An investigational antisense oligonucleotide, zorevunersen targets the sodium voltage-gated channel alpha subunit 1(SCN1A) gene, which is the primary cause of most Dravet syndrome cases.
Stoke will spearhead worldwide development and retain exclusive rights in Canada, Mexico and the US, while Biogen will commercialise zorevunersen in other regions.
Biogen has received an option to license rights to certain future antisense oligonucleotide products targeting SCN1A for territories outside these countries, in exchange for royalty considerations and separate milestones.
Stoke will receive $165m upfront from Biogen upon completion of the transaction.
The company is eligible for up to $385m in development and commercial milestone payments, plus tiered royalties on potential net sales in Biogen’s territories.
The cost-sharing arrangement has Biogen covering 30% and Stoke 70% of external clinical development costs for the therapy.
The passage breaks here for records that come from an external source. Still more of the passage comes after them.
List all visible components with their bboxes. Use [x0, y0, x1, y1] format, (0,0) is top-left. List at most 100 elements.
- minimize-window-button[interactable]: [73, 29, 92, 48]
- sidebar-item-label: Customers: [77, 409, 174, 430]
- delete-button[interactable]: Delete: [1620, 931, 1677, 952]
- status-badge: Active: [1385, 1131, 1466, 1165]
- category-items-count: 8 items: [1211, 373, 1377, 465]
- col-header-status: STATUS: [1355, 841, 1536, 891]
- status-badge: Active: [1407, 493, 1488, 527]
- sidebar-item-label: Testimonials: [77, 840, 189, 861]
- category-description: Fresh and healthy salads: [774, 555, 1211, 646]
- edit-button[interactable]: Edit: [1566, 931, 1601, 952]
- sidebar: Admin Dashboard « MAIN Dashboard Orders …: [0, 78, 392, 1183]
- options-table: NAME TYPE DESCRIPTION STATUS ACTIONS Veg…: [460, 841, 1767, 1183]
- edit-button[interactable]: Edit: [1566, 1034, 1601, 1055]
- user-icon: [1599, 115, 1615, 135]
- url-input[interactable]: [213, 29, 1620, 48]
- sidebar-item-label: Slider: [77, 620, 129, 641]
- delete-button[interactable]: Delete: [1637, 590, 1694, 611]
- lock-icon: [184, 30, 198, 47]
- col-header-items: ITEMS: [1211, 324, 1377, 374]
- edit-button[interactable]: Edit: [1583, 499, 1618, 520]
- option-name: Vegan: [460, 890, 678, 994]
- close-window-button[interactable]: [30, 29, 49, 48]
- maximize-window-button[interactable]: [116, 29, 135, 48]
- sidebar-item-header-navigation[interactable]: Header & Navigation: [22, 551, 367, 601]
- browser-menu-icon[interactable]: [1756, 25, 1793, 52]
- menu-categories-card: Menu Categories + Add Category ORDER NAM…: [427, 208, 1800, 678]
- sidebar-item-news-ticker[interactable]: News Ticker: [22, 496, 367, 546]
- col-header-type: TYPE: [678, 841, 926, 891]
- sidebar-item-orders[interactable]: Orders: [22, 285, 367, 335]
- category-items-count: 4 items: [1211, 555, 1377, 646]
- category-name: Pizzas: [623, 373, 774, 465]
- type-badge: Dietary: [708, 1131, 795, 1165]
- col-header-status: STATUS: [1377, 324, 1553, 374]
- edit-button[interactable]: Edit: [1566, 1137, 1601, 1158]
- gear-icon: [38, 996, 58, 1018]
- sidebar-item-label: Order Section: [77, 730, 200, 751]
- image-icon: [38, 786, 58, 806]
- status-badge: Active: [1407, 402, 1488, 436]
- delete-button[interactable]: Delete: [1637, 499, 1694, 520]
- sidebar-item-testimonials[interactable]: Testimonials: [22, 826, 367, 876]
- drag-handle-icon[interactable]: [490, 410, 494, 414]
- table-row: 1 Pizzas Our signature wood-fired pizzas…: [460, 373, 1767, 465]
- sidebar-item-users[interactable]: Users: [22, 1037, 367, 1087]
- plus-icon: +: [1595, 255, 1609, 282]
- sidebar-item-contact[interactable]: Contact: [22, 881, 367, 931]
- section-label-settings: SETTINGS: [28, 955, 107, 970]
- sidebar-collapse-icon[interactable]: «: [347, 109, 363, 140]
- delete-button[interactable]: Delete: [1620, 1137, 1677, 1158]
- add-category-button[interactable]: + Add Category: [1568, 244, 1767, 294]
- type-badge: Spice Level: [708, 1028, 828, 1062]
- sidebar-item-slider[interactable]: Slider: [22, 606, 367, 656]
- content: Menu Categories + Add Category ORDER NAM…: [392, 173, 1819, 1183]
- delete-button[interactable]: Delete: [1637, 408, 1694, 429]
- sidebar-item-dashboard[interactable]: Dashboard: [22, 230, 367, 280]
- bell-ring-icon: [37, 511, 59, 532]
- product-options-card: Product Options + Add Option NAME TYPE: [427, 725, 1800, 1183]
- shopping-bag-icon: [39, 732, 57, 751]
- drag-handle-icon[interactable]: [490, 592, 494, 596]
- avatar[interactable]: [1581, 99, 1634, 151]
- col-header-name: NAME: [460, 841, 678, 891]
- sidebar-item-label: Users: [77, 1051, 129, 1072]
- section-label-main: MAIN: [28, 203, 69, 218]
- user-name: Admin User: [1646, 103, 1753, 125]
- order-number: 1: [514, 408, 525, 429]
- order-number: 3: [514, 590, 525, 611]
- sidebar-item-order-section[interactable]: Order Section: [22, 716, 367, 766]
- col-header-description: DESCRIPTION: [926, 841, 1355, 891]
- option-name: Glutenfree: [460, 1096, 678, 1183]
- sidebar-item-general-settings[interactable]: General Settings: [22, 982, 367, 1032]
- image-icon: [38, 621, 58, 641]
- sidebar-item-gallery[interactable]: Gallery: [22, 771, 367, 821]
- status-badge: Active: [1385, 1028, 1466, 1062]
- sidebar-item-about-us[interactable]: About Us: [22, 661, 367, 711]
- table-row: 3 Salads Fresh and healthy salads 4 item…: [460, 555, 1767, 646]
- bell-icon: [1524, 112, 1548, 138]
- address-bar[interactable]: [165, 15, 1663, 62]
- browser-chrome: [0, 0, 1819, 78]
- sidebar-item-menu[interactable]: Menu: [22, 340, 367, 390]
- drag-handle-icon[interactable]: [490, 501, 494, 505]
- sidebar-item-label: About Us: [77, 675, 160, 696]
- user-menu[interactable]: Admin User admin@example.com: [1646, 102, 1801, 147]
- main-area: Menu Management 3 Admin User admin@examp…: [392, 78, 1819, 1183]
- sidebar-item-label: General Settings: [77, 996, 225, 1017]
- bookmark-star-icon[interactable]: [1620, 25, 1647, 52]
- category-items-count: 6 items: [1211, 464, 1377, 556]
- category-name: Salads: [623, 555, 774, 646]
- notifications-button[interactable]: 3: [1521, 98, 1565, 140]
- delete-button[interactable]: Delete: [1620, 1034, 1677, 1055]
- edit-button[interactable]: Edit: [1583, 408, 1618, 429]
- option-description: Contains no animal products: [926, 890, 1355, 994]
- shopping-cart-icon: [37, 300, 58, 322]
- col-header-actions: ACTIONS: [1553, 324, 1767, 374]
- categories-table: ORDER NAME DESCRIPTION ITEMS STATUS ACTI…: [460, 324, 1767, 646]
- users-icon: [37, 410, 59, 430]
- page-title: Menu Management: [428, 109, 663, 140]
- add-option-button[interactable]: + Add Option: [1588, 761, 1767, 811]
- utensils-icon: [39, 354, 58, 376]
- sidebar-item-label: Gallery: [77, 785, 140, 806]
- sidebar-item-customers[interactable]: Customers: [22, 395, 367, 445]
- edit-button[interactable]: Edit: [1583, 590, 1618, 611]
Stoke Therapeutics CEO Edward Kaye stated: “With Biogen’s deep experience in neurology and track record of success in commercialising high-value disease-modifying medicines for rare genetic diseases globally, we aim to lead the treatment of Dravet syndrome into a new era by delivering zorevunersen to all patients who could benefit.
“Additionally, this collaboration provides cash flows that when combined with Stoke’s financial position, support the company through to mid-2028.”
Stoke’s recent announcement of the Phase III EMPEROR trial for the therapy is set to begin in the second quarter of 2025, with pivotal data expected in the second half of 2027 paving the way for worldwide regulatory filings.
In April 2023, Biogen exercised an option to license Denali Therapeutics’ programme to develop immunotherapies for Alzheimer’s disease.